- BÖLÜM 8 - (MAZİ)

183 64 19
                                    

(Merhaba, yeni bir bölümle karşınızdayım. Bu bölüm başlığından da anlaşılacağı üzere biraz geçmişe dönük bir bölüm olacak. Tarihleri zaten paragrafların önünde vereceğim. Multi'ye şarkı ekledim yana kaydırıp dinleyebilirsiniz, bölümle gayet uyumlu olduğunu düşünüyorum. :) Vote ve yorumlarınızı eksik etmeyiniz. Sizleri seviyorum, iyi okumalar...♥️)

~Yazarın ağzından

Oops! Bu görüntü içerik kurallarımıza uymuyor. Yayımlamaya devam etmek için görüntüyü kaldırmayı ya da başka bir görüntü yüklemeyi deneyin.

~Yazarın ağzından

-14 Ağustos 2000-

Leyal arabanın azıcık açık olan simsiyah camından dışarıya , geçtikleri sokak arasında oynayan çocuklara, bakmaya çalışıyordu. Bir sürü onunla aynı yaşta olan çocuk kapı önlerinde ip atlıyor, topla oynuyor, kiremitin kopmuş parçalarıyla yerlere seksek oynamak için kareler çiziyorlardı.

Leyal onlara büyük bir özlemle bakıp yutkundu. Aslında özlem değildi bu yaşadığı duygu. Çünkü bir şeye özlem duymak için o şeyi daha önceden yaşamak gerekiyordu. Leyal dışarıda gördüğü,  özgürce oyun oynayan o çocuklara imreniyordu. Kaşlarını çattı küçük Leyal ve arabada yanında oturmakta olan babasına döndü.

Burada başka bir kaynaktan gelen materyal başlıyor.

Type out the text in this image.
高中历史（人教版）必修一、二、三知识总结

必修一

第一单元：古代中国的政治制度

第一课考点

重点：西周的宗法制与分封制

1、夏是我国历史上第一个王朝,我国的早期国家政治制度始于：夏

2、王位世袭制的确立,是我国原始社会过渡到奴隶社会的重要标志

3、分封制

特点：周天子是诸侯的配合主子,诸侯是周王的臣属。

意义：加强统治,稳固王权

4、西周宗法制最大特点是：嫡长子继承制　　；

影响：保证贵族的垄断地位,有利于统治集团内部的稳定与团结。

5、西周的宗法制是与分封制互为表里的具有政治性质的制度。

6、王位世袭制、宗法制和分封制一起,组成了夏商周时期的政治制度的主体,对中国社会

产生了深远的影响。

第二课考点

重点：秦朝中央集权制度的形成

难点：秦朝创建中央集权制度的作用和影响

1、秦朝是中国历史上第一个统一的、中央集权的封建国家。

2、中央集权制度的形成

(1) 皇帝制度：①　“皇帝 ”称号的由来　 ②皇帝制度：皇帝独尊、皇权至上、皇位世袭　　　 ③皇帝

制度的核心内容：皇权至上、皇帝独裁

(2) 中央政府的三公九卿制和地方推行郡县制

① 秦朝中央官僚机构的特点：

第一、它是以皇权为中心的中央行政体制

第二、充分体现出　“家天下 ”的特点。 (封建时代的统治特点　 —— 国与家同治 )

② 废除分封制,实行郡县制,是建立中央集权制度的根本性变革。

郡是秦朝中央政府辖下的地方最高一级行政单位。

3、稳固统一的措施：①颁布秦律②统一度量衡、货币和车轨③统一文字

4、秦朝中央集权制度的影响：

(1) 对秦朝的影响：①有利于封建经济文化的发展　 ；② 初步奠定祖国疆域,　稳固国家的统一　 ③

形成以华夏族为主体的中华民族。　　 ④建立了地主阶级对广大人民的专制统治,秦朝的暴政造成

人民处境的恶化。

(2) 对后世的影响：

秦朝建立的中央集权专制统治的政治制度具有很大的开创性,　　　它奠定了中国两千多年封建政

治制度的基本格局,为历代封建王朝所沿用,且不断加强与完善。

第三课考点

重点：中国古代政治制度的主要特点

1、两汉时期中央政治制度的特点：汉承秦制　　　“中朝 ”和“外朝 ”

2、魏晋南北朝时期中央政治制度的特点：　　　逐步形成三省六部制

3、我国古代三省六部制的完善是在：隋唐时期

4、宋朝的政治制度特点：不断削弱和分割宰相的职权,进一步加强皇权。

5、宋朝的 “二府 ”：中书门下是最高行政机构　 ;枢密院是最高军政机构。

Babası Fatih Bey, elindeki içmiş ve bitirmiş olduğu sigarayı kendi tarafında olan açık camdan dışarıya atmıştı. Ön konsola uzandı ve üzerinde "Tekel 2000" yazan bir sürü, dolu sigara kutularından birini eline alıp içinden bir sigara çıkardı. Sigarasını yakmadan ceketinin cebine koydu ve o an, onu dikkatle izleyen kızını fark etti.

Kızının, yüzüne düşmüş olan bir tutam saçını alıp kulağının arkasına sıkıştırdı. Ona doğru biraz eğilip çenesinin altına parmağını koydu ve başını kaldırmasını sağladı.

"Ben sana bu baş aşağı eğilmeyecek demedim mi? Ne oldu? Neden böyle üzgünsün kızım? Ne yordu güzel kalbini?" dedi Fatih Bey kızının gözlerinin içine bakarak.

Küçük Leyal, kocaman açtığı, üzüntüden dolmuş, yeşile çalan ela gözleriyle babasının gözlerine baktı.

"Baba benim niye hiç arkadaşım yok?" dedi.

Babası burnundan küçük bir nefes verip hafifçe sırıttı. Kızının yanağını okşadı ve

" Bu muydu o güzel gözlerine yağmurlar yağdıran derdin güzel kızım? Ali abin, Aykan, Toprak hepsi senin arkadaşın. Onlara haksızlık ediyorsun."dedi.

Hızlıca burnunu çekip ellerinin tersiyle dolmuş olan gözlerini sildi, küçük Leyal.

"Baba onlar da arkadaşım ama onları zaten her gün görüyorum. Onlar okula gidiyorlar, okulda bir sürü arkadaşları oluyor." dedi Leyal.

Sonrasında bir an aklına onun da zamanı gelince okula gideceği geldi. Babası Fatih Bey'e biraz daha yaklaştı.

"Ben okula gidince benim de bir sürü arkadaşım olacak, değil mi babacığım?" dedi büyük bir hevesle.